For context, I'm thinking about how this will interact with retpolines, which the key control flow of goes more-or-less like push real_target; call retpoline; pop junk; ret. If there's not a way to suppress SS for that ret, then is there some other way for retpolines to work when CET is enabled? If not, what options will we have? Will we need to maintain two sets of binary packages for everything, one for old CPUs that need retpolines, and one for new CPUs that support CET? And what about if Intel turns out to be wrong, and we do end up still needing retpolines on their new CPUs? Will we have to abandon CET to use them?

Solution

After playing with the assembly for a bit, I discovered that you can use retpolines with CET, but it's less than ideal. Here's how. For reference, consider this C code:

extern void (*fp)(void);

int f(void) {
    fp();
    return 0;
}

Compiling it with gcc -mindirect-branch=thunk -mfunction-return=thunk -O3 yields this:

f:
        subq    $8, %rsp
        movq    fp(%rip), %rax
        call    __x86_indirect_thunk_rax
        xorl    %eax, %eax
        addq    $8, %rsp
        jmp     __x86_return_thunk
__x86_return_thunk:
        call    .LIND1
.LIND0:
        pause
        lfence
        jmp     .LIND0
.LIND1:
        lea     8(%rsp), %rsp
        ret
__x86_indirect_thunk_rax:
        call    .LIND3
.LIND2:
        pause
        lfence
        jmp     .LIND2
.LIND3:
        mov     %rax, (%rsp)
        ret

It turns out you can make this work just by modifying the thunks to look like this:

__x86_return_thunk:
        call    .LIND1
.LIND0:
        pause
        lfence
        jmp     .LIND0
.LIND1:
        push    %rdi
        movl    $1, %edi
        incsspq %rdi
        pop     %rdi
        lea     8(%rsp), %rsp
        ret

__x86_indirect_thunk_rax:
        call    .LIND3
.LIND2:
        pause
        lfence
        jmp     .LIND2
.LIND3:
        push    %rdi
        rdsspq  %rdi
        wrssq   %rax, (%rdi)
        pop     %rdi
        mov     %rax, (%rsp)
        ret

By using the incsspq, rdsspq, and wrssq instructions, you can modify the shadow stack to match your changes to the real stack. I tested those modified thunks with Intel SDE, and they indeed made the control flow errors go away.

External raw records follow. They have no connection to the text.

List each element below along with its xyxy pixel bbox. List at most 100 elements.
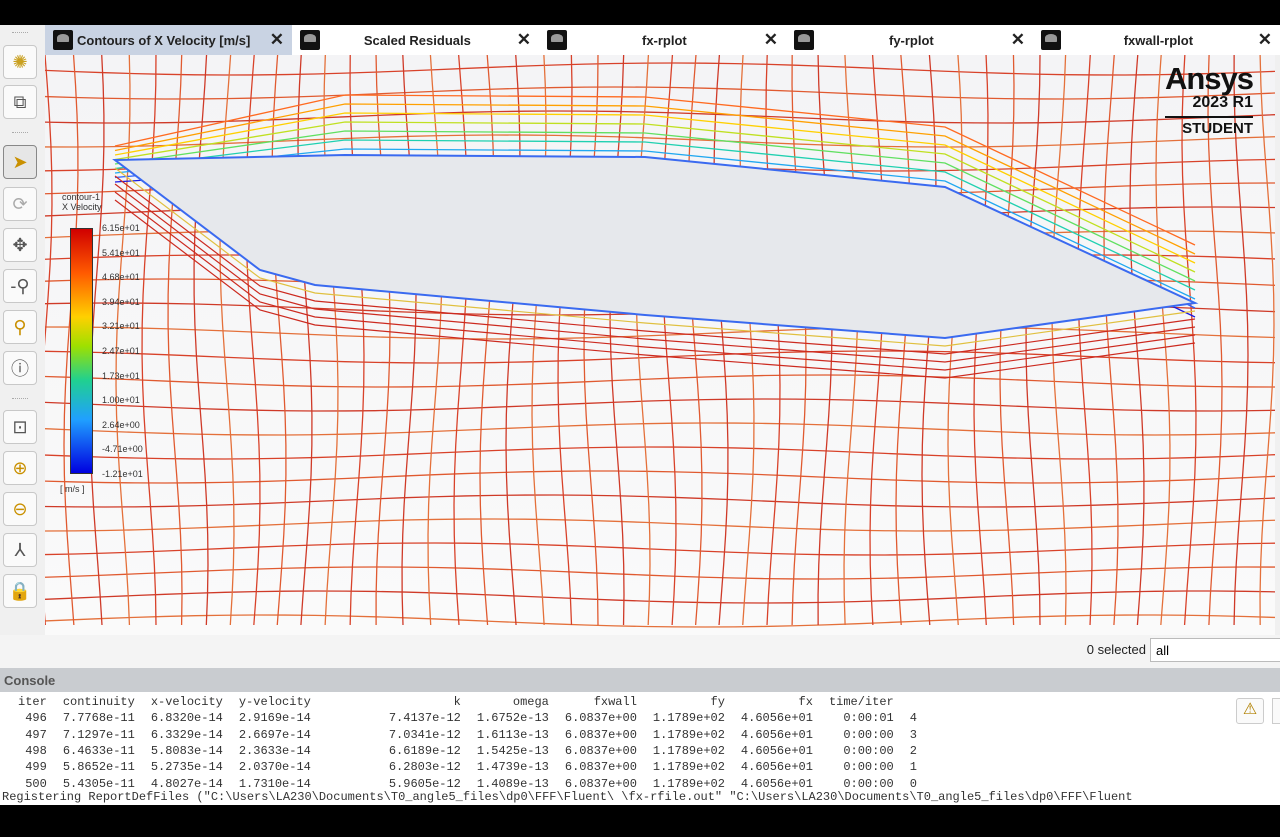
table-cell: 7.4137e-12 xyxy=(388,711,461,726)
legend-unit: [ m/s ] xyxy=(60,484,85,494)
mesh-line xyxy=(1207,55,1223,626)
table-cell: 1.5425e-13 xyxy=(476,744,549,759)
mesh-line xyxy=(45,542,1275,556)
mesh-line xyxy=(1051,55,1067,626)
lock-button[interactable]: 🔒 xyxy=(3,574,37,608)
mesh-line xyxy=(1077,55,1093,626)
legend-tick-label: 2.64e+00 xyxy=(102,419,140,430)
warning-button[interactable]: ⚠ xyxy=(1236,698,1264,724)
mesh-line xyxy=(1259,55,1275,626)
close-icon[interactable]: ✕ xyxy=(270,30,284,50)
table-cell: 6.2803e-12 xyxy=(388,760,461,775)
mesh-line xyxy=(1025,55,1041,626)
table-cell: 1.6752e-13 xyxy=(476,711,549,726)
table-cell: 5.2735e-14 xyxy=(150,760,223,775)
table-cell: 3 xyxy=(909,727,917,742)
view-cube-button[interactable]: ⧉ xyxy=(3,85,37,119)
select-arrow-icon: ➤ xyxy=(12,151,28,172)
colormap-legend: contour-1 X Velocity 6.15e+01 5.41e+01 4.6… xyxy=(60,192,143,494)
table-cell: 7.0341e-12 xyxy=(388,727,461,742)
toolbar-grip[interactable] xyxy=(12,32,28,35)
pan-icon: ✥ xyxy=(12,234,28,255)
colorbar xyxy=(70,228,93,474)
table-cell: 6.0837e+00 xyxy=(564,711,637,726)
tab-fy-rplot[interactable]: fy-rplot ✕ xyxy=(786,25,1033,55)
display-button[interactable]: ✺ xyxy=(3,45,37,79)
zoom-box-button[interactable]: ⚲ xyxy=(3,310,37,344)
graphics-viewport[interactable]: Ansys 2023 R1 STUDENT contour-1 X Veloci… xyxy=(45,55,1275,635)
table-cell: 6.0837e+00 xyxy=(564,727,637,742)
tab-scaled-residuals[interactable]: Scaled Residuals ✕ xyxy=(292,25,539,55)
probe-button[interactable]: ⓘ xyxy=(3,351,37,385)
table-cell: 2.3633e-14 xyxy=(238,744,311,759)
zoom-in-button[interactable]: ⊕ xyxy=(3,451,37,485)
table-cell: 1.1789e+02 xyxy=(652,760,725,775)
table-cell: 6.0837e+00 xyxy=(564,744,637,759)
fluent-window: Contours of X Velocity [m/s] ✕ Scaled Res… xyxy=(0,25,1280,805)
selection-filter-input[interactable] xyxy=(1150,638,1280,662)
rotate-button[interactable]: ⟳ xyxy=(3,187,37,221)
table-cell: 1.6113e-13 xyxy=(476,727,549,742)
logo-edition: STUDENT xyxy=(1164,116,1253,137)
table-cell: 2.9169e-14 xyxy=(238,711,311,726)
tab-contours-x-velocity[interactable]: Contours of X Velocity [m/s] ✕ xyxy=(45,25,292,55)
table-cell: fxwall xyxy=(593,695,637,710)
graphics-toolbar: ✺ ⧉ ➤ ⟳ ✥ -⚲ ⚲ ⓘ ⊡ ⊕ ⊖ ⅄ 🔒 xyxy=(0,32,40,640)
close-icon[interactable]: ✕ xyxy=(517,30,531,50)
table-cell: 6.0837e+00 xyxy=(564,760,637,775)
legend-variable: X Velocity xyxy=(62,202,102,212)
fit-icon: ⊡ xyxy=(12,416,28,437)
mesh-line xyxy=(141,55,157,626)
zoom-out-button[interactable]: ⊖ xyxy=(3,492,37,526)
graphics-tab-bar: Contours of X Velocity [m/s] ✕ Scaled Res… xyxy=(45,25,1280,55)
display-icon: ✺ xyxy=(12,51,28,72)
zoom-button[interactable]: -⚲ xyxy=(3,269,37,303)
table-cell: 4 xyxy=(909,711,917,726)
table-cell: fx xyxy=(798,695,813,710)
table-cell: 1.4739e-13 xyxy=(476,760,549,775)
table-cell: 0:00:00 xyxy=(843,760,894,775)
graphics-window-icon xyxy=(794,30,814,50)
legend-tick-label: 3.21e+01 xyxy=(102,321,140,332)
table-cell: omega xyxy=(512,695,549,710)
selection-bar: 0 selected xyxy=(0,635,1280,668)
rotate-icon: ⟳ xyxy=(12,193,28,214)
toolbar-grip[interactable] xyxy=(12,398,28,401)
select-button[interactable]: ➤ xyxy=(3,145,37,179)
mesh-line xyxy=(45,55,53,626)
legend-tick-label: -4.71e+00 xyxy=(102,444,143,455)
console-output[interactable]: iter continuity x-velocity y-velocity k omega… xyxy=(0,692,1280,805)
axes-button[interactable]: ⅄ xyxy=(3,533,37,567)
zoom-out-icon: ⊖ xyxy=(12,498,28,519)
tab-fxwall-rplot[interactable]: fxwall-rplot ✕ xyxy=(1033,25,1280,55)
table-row: 498 6.4633e-11 5.8083e-14 2.3633e-14 6.6189e… xyxy=(10,743,925,759)
close-icon[interactable]: ✕ xyxy=(1258,30,1272,50)
close-icon[interactable]: ✕ xyxy=(764,30,778,50)
pan-button[interactable]: ✥ xyxy=(3,228,37,262)
console-side-button[interactable] xyxy=(1272,698,1280,724)
zoom-box-icon: ⚲ xyxy=(13,316,27,337)
tab-label: fx-rplot xyxy=(641,32,687,48)
table-cell: time/iter xyxy=(828,695,894,710)
fit-to-window-button[interactable]: ⊡ xyxy=(3,410,37,444)
table-cell: iter xyxy=(18,695,47,710)
zoom-in-icon: ⊕ xyxy=(12,457,28,478)
table-row: 496 7.7768e-11 6.8320e-14 2.9169e-14 7.4137e… xyxy=(10,710,925,726)
close-icon[interactable]: ✕ xyxy=(1011,30,1025,50)
warning-icon: ⚠ xyxy=(1242,701,1258,719)
table-cell: 4.6056e+01 xyxy=(740,744,813,759)
tab-label: Scaled Residuals xyxy=(363,32,471,48)
table-cell: 4.6056e+01 xyxy=(740,711,813,726)
table-cell: 498 xyxy=(25,744,47,759)
toolbar-grip[interactable] xyxy=(12,132,28,135)
table-cell: 2.6697e-14 xyxy=(238,727,311,742)
mesh-line xyxy=(817,55,833,626)
legend-tick-label: -1.21e+01 xyxy=(102,469,143,479)
table-row: 497 7.1297e-11 6.3329e-14 2.6697e-14 7.0341e… xyxy=(10,727,925,743)
mesh-line xyxy=(45,374,1275,388)
table-cell: 496 xyxy=(25,711,47,726)
graphics-window-icon xyxy=(547,30,567,50)
tab-fx-rplot[interactable]: fx-rplot ✕ xyxy=(539,25,786,55)
mesh-line xyxy=(45,398,1275,412)
mesh-line xyxy=(1233,55,1249,626)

That was the good news. Here's the bad news:

Unlike endbr64, the CET instructions I used in the thunks aren't NOPs on CPUs that don't support CET (they result in SIGILL). This means you'd need two different sets of thunks, and you'd need to use CPU dispatch to pick the right ones depending on whether CET is available.
Using retpolines at all means that you're no longer doing any indirect branches, so while you'll still get the benefit of SS, you've completely negated IBT. I suppose you could work around this by making __x86_indirect_thunk_rax check for the presence of the endbr64 instruction, but that's really inelegant and would probably be really slow.